Hanno identificato due ceppi unici di P. acnes trovati nel 20 per cento dei partecipanti con brufoli, che erano quasi inesistenti tra quelli con pelle sana. Inoltre, un altro ceppo di P. acnes è stato trovato comunemente tra i volontari con la pelle sana, ma abbastanza raro nei partecipanti con l’acne.

I ricercatori ritengono che questo ceppo “buono” ha un meccanismo di difesa naturale che mira ed elimina gli attaccanti che cercano di infettare la cellula.

La scoperta dovrebbe aiutare nello sviluppo di futuri trattamenti dell’acne. I ricercatori ritengono che aumentando le concentrazioni del corpo del ceppo amichevole P. acnes – attraverso l’uso di una crema o lozione – la gravità dell’acne potrebbe essere ridotta.

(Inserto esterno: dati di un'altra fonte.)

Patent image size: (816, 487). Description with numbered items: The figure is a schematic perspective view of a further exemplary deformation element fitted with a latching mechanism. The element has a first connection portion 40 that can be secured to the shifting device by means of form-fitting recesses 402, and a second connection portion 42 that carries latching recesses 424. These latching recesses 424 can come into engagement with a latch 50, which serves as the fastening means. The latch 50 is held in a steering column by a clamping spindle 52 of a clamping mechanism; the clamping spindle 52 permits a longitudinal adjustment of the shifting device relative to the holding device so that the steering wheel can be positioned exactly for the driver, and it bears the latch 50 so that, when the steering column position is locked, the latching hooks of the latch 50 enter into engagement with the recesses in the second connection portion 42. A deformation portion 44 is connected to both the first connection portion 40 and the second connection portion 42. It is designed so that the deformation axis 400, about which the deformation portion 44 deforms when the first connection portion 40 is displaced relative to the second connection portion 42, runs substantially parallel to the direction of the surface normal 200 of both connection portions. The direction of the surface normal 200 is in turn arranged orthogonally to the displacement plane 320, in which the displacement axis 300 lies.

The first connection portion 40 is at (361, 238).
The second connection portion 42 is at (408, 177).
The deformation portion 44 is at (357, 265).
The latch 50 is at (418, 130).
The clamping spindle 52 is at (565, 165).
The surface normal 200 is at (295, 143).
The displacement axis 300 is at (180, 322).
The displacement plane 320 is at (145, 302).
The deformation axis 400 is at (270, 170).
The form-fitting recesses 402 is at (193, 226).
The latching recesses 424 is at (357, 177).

Li ha aggiunto: “Questo ceppo P. acnes può proteggere la pelle, proprio come i batteri vivi dello yogurt aiutano a difendere l’intestino dagli insetti nocivi. Il nostro prossimo passo sarà quello di indagare se una crema probiotica può bloccare i batteri cattivi di invadere la pelle e prevenire i brufoli prima che inizino.”

Ulteriori studi esamineranno i possibili farmaci che possono eliminare i ceppi cattivi dei batteri e allo stesso tempo preservare i ceppi buoni, oltre a valutare se un semplice test della pelle può effettivamente prevedere se qualcuno svilupperà l’acne in futuro.

Uno studio precedente, presentato alla conferenza di primavera della Society for General Microbiology a Dublino, ha rivelato che le preparazioni a base di erbe di timo potrebbero essere più efficaci nel trattamento dell’acne della pelle rispetto alle attuali creme da prescrizione – promettendo di essere un trattamento più delicato ed efficace.